Auch wenn die Vorlage sehr dünn sei, so StRin Aras (90/GRÜNE), sollte man ihre Dimension nicht unterschätzen. Es gehe hier in der Umsetzung des Grundsatzbeschlusses, den der Gemeinderat bereits Anfang Juli gefasst habe, darum, welche Personen die Stadt in den Aufsichtsrat der Landesbank schickt. Da den Mitgliedern des Gemeinderats die Vorlage erst am Tag zuvor zugegangen sei, seien kaum eingehende Beratungen in den Fraktionen möglich gewesen.

Sie gehe davon aus, dass der mit dem Land ausgehandelte Kompromiss, dass zwei der drei Vertreter der Stadt Externe sein müssen, fraktionsübergreifend als schlechter Kompromiss angesehen wird, denn hier werde das Vier-Augen-Prinzip verlassen, auch wenn es nur für eine Übergangsphase sei.

Es stelle sich die Frage, nach welchen Kriterien die beiden Externen ausgewählt wurden. Klar sei, dass bestimmte Kriterien, die die Bankaufsicht und die Ämter vorgeben, erfüllt werden müssen. Wenn aber nur zwei Personen für diese Posten zur Verfügung stehen, habe man keine echte Auswahl. Sie wüsste gerne, ob sich keine weiteren Personen gemeldet haben oder ob keine gefunden wurden und ob den benannten Personen mitgeteilt wurde, dass sie nur für diese Übergangsphase in den Aufsichtsrat entsandt werden, also bis 2013. Anschließend werde die Entsendung der Mitglieder in den Aufsichtsrat über die Hauptversammlung laufen, und dann werde auch wieder das Vier-Augen-Prinzip gewahrt.

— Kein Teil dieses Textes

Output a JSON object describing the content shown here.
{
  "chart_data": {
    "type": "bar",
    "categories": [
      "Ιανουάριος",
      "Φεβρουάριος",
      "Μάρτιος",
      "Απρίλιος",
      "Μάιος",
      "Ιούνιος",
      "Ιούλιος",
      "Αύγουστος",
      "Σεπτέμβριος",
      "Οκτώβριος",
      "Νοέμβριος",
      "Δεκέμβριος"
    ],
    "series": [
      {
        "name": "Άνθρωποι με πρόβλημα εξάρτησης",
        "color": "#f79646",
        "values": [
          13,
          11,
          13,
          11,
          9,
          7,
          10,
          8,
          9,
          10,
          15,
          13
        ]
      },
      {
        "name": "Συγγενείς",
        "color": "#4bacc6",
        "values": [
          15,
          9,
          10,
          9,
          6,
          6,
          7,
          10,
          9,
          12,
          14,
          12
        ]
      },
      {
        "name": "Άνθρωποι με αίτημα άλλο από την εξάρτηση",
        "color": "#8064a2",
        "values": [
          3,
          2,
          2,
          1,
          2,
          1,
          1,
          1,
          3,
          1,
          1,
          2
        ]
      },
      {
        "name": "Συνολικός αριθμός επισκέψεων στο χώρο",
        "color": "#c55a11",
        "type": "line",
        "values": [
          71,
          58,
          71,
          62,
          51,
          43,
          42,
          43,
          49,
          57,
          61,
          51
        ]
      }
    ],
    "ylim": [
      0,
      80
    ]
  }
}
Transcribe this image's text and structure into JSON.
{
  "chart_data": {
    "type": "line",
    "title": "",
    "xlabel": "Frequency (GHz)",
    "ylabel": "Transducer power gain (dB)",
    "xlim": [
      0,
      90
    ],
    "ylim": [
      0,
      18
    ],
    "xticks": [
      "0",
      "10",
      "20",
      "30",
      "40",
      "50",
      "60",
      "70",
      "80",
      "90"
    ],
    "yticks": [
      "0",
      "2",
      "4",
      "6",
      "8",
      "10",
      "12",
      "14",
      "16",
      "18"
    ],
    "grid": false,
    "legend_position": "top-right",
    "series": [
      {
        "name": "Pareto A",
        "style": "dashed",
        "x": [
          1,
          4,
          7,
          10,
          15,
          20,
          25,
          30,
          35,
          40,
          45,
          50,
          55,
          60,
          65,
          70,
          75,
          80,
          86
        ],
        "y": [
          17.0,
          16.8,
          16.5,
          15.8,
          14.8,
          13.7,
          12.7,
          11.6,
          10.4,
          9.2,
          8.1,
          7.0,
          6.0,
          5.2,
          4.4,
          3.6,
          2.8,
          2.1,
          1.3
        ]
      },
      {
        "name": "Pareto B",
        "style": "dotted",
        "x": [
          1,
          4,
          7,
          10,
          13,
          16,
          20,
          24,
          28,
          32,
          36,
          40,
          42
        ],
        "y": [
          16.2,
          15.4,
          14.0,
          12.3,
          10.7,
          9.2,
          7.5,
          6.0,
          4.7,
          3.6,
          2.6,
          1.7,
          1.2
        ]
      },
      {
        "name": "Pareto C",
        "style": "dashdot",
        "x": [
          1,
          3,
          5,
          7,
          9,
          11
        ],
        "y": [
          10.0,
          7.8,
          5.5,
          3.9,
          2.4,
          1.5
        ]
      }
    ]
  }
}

In Bezug auf die vorgeschlagenen Personen maße sich ihre Fraktion nicht an, deren Qualifikation beurteilen zu können und ob sie den Kriterien entspricht. Zu Herrn Prof. Dr. Hundt sei anzumerken, dass er bereits seit 19 Jahren in den Gremien der Landesbank sitzt, und zwar bisher vom Land entsandt. Jetzt übernehme die Stadt also quasi einen Kandidaten des Landes für sich.

Im Rahmen der Umstrukturierungsmaßnahmen, die auch von der EU vorgegeben worden sind, habe man ja sehr hohe Erwartungen an den Aufsichtsrat gestellt. Ihre Fraktion hätte es deshalb begrüßt, wenn hier auch frischer Wind hineingekommen wäre durch eine neue Person, die vielleicht auch einen anderen Blick für die Gegebenheiten hätte als jemand, der schon seit 19 Jahren dem Gremium angehört. Es sei ja wohl Konsens, dass in der Landesbank bisher nicht alles rund gelaufen ist.

Herr Prof. Dr. Hundt übe sehr viele ehrenamtliche Tätigkeiten aus, was durchaus erfreulich sei, aber er sei auch Mitglied in vielen Organen. Mit der LBBW wären es dann sechs. Aufgrund der erhöhten Anforderungen an die Aufsichtsratsmitglieder und ihrer Verantwortung stellt sich die Frage, ob man so viele Ämter nebeneinander ausüben kann, denn es handle sich ja um keine kleineren "Pöstchen", die man nebenher bekleiden könne.

Um sicherzustellen, dass die beiden benannten Externen nur für die Übergangsphase in den Aufsichtsrat der LBBW entsandt werden, stelle ihre Fraktion den Antrag, in den Beschlussantrag diese zeitliche Begrenzung aufzunehmen. Die Mitgliedschaft würde dann längstens bis 2013 gelten.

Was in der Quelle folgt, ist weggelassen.